Cautions in Parenteral Administration
Main thing to be cared about when administering H2 Receptor blockers is that they should be administered with slow IV bolus rate (plunger of injection should not be pressed at one)  and a slow iv infusion rate. The main reason is rapid IV administration cause sever cardiac event which arise from the action of these drug on Histamine receptor on heart may be fetal for cardiac patients. Although the selectivity of these drug for H2 receptors is almost 100 % but there is negligible selectivity for others receptors too which cause this problem.    

Pharmacodynamics
The H 2  antagonists exhibit competitive inhibition at the parietal cell H 2  receptor and suppress basal and meal-stimulated acid secretion in a linear, dose-dependent manner.
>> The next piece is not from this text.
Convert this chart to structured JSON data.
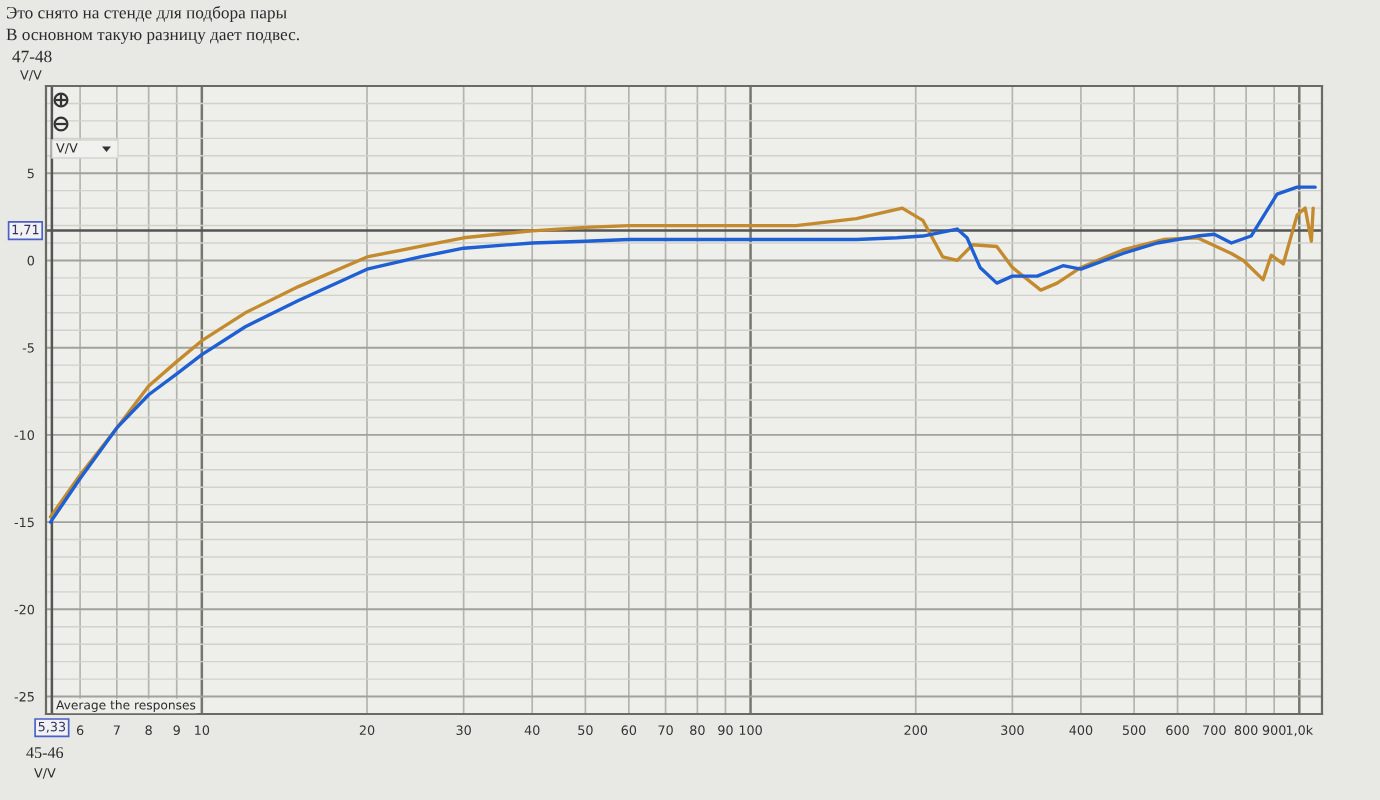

They are highly selective and do not affect H1  or H3  receptors. The volume of gastric secretion and the concentration of pepsin are also reduced. On two ways H2 receptor blockers reduce acid secretion first through blocking H2 receptors and secondly by diminishing the effect of gastrin on gastrin receptors in the presence of H2 receptor Blockers.
Special Pharmacodynamics information is they reduces nocturnal (Night) acid secretion (which is mainly due to histamine) well compare to meal stimulated acid secretion. Because Meal stimulated acid secretions is dependent on acetyl-choline, gastrin as well as histamine.

(The Most Decent Drugs)
The title decent which I have given to this class of drug compare particularly to PPIs is that they are safe for prolong use without any potential risk of Hyperplasia of Parietal cells. As PPIs block proton pumps on parietal cells they low acid secretion but at the same time gastrin is releasing and developing higher and higher in concentration, leading to potential cause for Hyperplasia of parietal cells which may lead to carcinoma. Other reason which are concerned is that PPIs prolong use leads to weak bones which may be a bad experience for geriatric patient as PPIs drastic use is among the older age. And due to the above reasons they are given after for use of PPIs in chronic conditions.

Clinical Uses of H2 Receptor Blockers
1)Peptic Ulcer 2) Non-Ulcer Dyspepsia 3) Gastroesophageal Reflux Disease (GERD) 4) Stress Related Ulcer  

Adverse Drug Reactions

Except cimetidine (which is banned drug now) others H2 receptor blockers are mostly well tolerated have no side effect except for 3% patients.  Cimetidine has the notorious side effects gynecomastia , impotence and galactorrhea which is due to tendency of Cimetidine inhibits binding of dihydro-testosterone to androgen receptors, inhibits metabolism of estradiol, and increases serum prolactin levels.  The ADR due to which Cimetidine is banned is its tendency of causing aplastic anemia.